Bien sûr, chaque année, il partait en vacances. Une année de labeur pour deux semaines de liberté, enfin une liberté toute relative tout de même. Mais, admirer les montagnes, marcher, marcher et encore marcher, pour un jour, côtoyer le plus haut sommet d’Europe, le rêve d’un de ses amis auquel il avait adhéré sans jamais trop y croire, mais qu’importe ! Pourquoi pas … mais ce sera l’année prochaine, toujours prochaine, pas tout de suite, le temps de s’y faire, d’apprivoiser l’idée et de se la faire sienne. Bien sûr, il aurait bien aimé défier sa peur, mettre sa vie en danger, mais en avait-il le courage ? L’espoir d’un défi lui suffisait, et le temps passait…

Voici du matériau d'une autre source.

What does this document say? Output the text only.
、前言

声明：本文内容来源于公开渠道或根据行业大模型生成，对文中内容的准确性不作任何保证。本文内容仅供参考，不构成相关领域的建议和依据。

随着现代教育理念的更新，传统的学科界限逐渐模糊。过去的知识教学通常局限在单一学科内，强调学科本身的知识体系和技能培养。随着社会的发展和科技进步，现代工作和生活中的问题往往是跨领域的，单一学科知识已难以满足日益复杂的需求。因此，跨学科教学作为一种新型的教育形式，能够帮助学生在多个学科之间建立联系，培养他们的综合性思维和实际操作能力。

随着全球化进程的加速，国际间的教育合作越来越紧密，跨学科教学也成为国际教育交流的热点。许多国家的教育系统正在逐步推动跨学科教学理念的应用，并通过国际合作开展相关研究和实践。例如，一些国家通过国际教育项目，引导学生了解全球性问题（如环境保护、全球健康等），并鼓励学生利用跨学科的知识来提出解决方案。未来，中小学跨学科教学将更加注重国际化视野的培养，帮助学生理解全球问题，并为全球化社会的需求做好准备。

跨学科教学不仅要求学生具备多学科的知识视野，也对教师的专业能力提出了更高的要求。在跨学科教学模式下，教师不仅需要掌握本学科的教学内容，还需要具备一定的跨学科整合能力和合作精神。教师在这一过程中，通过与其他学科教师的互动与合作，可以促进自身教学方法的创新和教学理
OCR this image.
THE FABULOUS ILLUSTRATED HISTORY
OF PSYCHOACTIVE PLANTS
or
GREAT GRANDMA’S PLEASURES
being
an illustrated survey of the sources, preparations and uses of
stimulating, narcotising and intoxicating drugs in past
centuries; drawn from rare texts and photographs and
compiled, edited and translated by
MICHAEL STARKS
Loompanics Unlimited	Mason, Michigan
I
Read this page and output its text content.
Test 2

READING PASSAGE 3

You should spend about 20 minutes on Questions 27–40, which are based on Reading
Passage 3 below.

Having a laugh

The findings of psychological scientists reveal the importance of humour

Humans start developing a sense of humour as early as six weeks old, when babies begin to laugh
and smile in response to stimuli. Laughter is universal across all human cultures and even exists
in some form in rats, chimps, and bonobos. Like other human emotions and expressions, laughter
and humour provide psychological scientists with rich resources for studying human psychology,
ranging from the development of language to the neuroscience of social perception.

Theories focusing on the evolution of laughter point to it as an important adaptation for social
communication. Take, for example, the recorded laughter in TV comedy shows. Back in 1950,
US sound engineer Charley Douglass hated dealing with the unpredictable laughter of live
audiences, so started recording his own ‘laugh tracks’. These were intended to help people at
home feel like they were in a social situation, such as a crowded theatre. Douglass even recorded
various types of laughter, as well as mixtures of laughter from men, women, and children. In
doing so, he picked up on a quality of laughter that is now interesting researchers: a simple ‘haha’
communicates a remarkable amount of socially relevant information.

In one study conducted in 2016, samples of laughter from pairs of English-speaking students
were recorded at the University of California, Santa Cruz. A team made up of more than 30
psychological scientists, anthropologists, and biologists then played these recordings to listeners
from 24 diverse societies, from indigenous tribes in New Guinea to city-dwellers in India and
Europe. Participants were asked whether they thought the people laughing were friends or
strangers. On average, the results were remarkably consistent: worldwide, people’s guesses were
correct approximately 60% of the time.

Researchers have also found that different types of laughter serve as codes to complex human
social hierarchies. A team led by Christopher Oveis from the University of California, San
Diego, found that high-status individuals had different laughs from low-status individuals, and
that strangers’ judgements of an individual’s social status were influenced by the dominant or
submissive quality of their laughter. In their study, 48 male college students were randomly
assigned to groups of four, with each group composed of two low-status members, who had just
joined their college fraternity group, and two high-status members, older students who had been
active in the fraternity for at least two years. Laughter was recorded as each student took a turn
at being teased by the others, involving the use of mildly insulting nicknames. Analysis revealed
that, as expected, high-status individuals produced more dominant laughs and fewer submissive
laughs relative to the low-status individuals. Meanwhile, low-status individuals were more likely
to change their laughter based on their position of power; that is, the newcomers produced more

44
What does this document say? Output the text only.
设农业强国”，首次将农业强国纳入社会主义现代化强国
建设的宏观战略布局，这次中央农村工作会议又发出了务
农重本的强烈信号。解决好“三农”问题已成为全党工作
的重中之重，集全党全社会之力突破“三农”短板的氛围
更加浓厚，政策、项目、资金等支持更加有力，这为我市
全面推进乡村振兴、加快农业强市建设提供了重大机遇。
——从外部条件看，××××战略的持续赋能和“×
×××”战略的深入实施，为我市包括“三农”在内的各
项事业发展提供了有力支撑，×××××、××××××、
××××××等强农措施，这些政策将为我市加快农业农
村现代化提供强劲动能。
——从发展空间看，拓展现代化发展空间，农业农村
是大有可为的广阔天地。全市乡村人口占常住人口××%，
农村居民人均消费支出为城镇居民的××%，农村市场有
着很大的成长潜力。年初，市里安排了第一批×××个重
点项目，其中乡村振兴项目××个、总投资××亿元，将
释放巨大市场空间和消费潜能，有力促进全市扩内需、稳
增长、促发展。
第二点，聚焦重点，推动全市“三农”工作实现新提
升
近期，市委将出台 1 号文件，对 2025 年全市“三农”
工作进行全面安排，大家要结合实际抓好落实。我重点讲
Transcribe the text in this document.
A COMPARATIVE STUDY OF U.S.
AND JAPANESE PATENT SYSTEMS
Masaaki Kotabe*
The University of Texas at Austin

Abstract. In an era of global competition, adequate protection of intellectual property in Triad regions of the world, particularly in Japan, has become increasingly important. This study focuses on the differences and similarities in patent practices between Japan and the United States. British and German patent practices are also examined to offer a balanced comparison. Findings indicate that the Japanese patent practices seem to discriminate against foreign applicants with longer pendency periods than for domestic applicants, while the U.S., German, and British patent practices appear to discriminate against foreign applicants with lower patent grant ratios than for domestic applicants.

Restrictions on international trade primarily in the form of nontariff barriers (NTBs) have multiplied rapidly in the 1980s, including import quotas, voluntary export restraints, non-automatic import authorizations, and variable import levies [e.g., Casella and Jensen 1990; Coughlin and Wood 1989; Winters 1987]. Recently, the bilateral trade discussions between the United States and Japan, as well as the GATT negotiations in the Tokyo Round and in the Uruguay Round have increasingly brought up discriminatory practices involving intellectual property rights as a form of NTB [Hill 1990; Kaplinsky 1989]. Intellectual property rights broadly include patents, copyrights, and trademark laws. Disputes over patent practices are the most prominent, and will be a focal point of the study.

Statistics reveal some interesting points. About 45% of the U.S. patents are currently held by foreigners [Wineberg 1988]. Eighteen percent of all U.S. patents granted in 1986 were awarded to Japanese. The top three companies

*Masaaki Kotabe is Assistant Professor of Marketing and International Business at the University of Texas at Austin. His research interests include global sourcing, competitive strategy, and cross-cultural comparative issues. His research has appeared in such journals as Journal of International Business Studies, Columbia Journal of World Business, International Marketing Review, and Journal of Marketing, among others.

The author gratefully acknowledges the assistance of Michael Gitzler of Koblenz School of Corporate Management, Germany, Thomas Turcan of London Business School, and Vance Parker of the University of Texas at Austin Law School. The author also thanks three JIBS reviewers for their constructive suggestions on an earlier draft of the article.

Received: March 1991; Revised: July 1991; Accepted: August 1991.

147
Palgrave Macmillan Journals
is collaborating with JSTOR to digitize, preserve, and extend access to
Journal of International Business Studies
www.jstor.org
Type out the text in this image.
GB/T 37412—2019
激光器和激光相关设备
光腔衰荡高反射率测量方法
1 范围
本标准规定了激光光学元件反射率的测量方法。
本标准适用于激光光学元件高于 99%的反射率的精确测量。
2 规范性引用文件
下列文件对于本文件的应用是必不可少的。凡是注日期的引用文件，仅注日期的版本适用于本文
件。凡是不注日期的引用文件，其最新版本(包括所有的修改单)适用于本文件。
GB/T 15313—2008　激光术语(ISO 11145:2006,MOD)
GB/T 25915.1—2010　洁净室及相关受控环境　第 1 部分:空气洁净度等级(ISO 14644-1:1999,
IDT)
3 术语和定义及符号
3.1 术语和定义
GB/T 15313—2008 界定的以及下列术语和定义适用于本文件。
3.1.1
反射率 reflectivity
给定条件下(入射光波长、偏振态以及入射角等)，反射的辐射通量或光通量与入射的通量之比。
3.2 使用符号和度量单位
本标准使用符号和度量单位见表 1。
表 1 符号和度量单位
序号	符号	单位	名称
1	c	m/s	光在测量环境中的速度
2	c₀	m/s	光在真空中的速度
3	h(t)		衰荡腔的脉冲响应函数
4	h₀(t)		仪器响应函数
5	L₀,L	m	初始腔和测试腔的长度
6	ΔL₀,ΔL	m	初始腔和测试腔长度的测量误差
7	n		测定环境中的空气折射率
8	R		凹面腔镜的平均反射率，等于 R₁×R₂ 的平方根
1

Il avait aussi une passion pour le vélo, depuis tout jeune, il avait tenté des courses et puis il y a eu l’adolescence, les sorties, la jeunesse qui se cherche. Mais à l’aube de ses quarante années, il fait le point sur sa vie, ce qu’il a fait, ce qu’il a réussi, ce qu’il aurait aimé faire, l’addition est rapide pour ce qu’il a réussi. Il reste tant de choses à faire et à voir.
Il se réveille soudain d’une léthargie envahissante qui l’a leurrée jusqu’à maintenant, être raisonnable et politiquement correct. Comme tout le monde ! Mais maintenant, il s’en fout ! Il a décidé de croire en lui, en ses espoirs et ses limites à dépasser. Il s’achète alors un vélo de course et part tous les dimanches sur les routes de sa région, routes qu’il connaît pour y avoir roulé lorsqu’il avait quatorze ans. Et de fil en aiguille, de rencontre en rencontre, il s’inscrit dans un club de cyclotouriste avec le rêve non avoué de « refaire de la course » ce qu’il réussit à faire.
Après avoir terminé un Bordeaux-Paris en 35 heures avec ses amis de l’époque, une belle épopée forte de rencontres informelles et de chaleurs humaines. Un combat avec ses incertitudes, il s’en était bien sorti, une victoire sur lui-même qui lui avait apporté beaucoup, de là à croire en lui ?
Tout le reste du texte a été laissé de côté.